Because Lawrence sits on the I-93 highway, police have said many drug deals occur at fast-food restaurants off the highway exits.
It is so widely known that Lawrence is a main distributor for the opioid crisis, that even Massachusetts Attorney General Maura Healey said it to the Times in 2016.
“Massachusetts is the epicenter for the heroin/fentanyl trade,” she said. “From Lawrence, it’s being trafficked and sold all over the New England states.”
For example, undercover detectives followed a car on a heroin buying mission from Manchester to Lawrence and back on Sept. 15, 2015, which resulted in one arrest.
Still, despite these reports and former statements that show Lawrence is a main distributor of heroin and fentanyl for New England, Rivera took offense that Sununu called out his city.

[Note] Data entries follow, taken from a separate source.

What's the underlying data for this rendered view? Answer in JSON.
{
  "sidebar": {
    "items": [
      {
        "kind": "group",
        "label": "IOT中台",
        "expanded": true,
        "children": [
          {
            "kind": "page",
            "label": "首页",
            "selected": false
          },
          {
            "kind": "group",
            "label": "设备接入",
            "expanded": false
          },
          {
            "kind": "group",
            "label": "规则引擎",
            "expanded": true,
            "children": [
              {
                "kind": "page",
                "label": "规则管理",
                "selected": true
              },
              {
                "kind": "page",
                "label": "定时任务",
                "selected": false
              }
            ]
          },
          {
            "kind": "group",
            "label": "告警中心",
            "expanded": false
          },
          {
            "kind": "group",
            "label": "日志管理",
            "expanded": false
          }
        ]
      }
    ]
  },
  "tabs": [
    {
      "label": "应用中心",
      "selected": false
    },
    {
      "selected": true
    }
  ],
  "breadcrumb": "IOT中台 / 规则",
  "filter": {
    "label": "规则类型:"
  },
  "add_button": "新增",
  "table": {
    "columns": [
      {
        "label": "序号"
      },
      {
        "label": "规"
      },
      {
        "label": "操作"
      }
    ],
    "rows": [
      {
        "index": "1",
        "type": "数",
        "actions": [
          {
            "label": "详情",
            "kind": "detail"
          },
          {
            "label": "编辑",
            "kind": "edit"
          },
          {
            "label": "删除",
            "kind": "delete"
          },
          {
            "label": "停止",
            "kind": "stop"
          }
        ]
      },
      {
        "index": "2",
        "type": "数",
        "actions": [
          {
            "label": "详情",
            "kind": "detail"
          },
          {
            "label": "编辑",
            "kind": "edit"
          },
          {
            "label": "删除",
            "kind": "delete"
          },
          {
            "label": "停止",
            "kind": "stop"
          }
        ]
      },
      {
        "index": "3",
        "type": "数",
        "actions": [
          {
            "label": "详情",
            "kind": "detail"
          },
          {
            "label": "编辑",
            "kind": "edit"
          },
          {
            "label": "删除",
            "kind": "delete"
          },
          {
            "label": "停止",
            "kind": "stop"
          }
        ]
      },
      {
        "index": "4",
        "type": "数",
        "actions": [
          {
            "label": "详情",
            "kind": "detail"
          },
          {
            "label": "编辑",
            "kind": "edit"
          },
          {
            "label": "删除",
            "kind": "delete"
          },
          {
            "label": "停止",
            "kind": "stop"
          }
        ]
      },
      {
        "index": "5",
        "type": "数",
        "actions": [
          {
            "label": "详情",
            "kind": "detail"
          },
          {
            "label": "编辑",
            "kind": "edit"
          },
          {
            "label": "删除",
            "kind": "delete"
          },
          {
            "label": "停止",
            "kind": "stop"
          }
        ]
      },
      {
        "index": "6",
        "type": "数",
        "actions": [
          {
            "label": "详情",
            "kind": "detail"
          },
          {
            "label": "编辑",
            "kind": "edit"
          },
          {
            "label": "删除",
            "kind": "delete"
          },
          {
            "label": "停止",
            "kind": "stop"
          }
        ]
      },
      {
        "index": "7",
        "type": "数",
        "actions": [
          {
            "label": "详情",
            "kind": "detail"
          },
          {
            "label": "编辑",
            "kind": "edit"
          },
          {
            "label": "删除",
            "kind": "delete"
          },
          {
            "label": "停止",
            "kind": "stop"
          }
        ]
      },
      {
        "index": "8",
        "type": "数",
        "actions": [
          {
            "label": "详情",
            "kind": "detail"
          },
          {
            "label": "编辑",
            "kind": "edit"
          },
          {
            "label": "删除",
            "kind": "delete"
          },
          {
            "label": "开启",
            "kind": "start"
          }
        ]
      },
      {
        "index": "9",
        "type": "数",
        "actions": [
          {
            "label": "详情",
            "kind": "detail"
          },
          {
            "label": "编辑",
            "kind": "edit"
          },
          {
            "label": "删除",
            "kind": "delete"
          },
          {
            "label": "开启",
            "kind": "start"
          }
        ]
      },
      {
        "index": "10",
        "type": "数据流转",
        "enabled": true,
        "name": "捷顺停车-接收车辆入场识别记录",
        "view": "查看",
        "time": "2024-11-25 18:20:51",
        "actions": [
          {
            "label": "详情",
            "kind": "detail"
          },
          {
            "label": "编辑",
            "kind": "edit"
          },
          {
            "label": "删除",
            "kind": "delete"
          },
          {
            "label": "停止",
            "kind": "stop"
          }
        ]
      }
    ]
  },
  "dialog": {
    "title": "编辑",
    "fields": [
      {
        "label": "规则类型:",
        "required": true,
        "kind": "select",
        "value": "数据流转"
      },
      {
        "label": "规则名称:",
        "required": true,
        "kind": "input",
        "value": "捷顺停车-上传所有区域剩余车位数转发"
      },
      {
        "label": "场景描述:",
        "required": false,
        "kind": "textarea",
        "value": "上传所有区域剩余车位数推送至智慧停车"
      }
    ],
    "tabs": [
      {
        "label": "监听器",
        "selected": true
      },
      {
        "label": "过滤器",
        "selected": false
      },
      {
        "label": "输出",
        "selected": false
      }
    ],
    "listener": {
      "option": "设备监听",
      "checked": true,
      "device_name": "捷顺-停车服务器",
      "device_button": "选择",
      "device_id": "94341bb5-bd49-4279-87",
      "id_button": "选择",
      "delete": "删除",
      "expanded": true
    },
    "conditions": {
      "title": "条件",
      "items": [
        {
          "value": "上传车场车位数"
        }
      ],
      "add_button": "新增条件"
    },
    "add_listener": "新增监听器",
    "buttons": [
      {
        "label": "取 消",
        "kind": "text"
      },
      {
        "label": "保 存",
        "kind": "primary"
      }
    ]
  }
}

“Just like the President is finding out that health care is complicated, I think that the governor is going to find out that this is a complicated issue,” Rivera said in a hastily scheduled press conference on Thursday. “I’m not sure that he meant to threaten the sovereignty of the Commonwealth of Massachusetts, but he did.”
One of the major problems Rivera had was with Sununu’s claim that 85 percent of the fentanyl entering New Hampshire came from Lawrence.
“I would ask you guys to ask him where he got that number from,” he charged reporters. “I don’t know if it’s a true number. I think the problem is if you think like ‘oh you snuff out what’s happening in Lawrence, it will all go away.’ I know he’s only been on the job 60 days, but the reality is it’s like water, it will find another place to go.”
Rivera and Sununu eventually spoke on Thursday afternoon, and Sununu released a statement after the call.
“The Mayor and his local law enforcement personnel have been doing a good job on this issue, but we must recognize this is a cross-border problem that requires cross-border solutions,” Sununu said. “It has no geographic boundaries and it remains incumbent upon all of us to come together and work collaboratively across our borders along with federal, state and local law enforcement.”
Sununu’s office has not offered any evidence of his “85-percent” claim, but regardless, Lawrence’s role in the opioid crisis cannot be disputed.
Baker, the Massachusetts governor, weighed in on the controversy, and said, “I do view this as a problem that affects us all and I think singling out a single community or a single state is not accurate.”
New Hampshire Senate Democratic Leader Jeff Woodburn offered his two cents.
“Instead of antagonizing key regional partners in our collective fight to combat the devastating effects of the opioid crisis, Governor Sununu should be fighting for our state’s successful Medicaid expansion program which has helped over 100,000 Granite Staters gain access to mental health and substance abuse treatment,” he said in a statement. “New Hampshire needs steady and serious leadership from the Governor’s office that focuses on a holistic approach to solving this public health crisis, not reckless, cavalier comments.”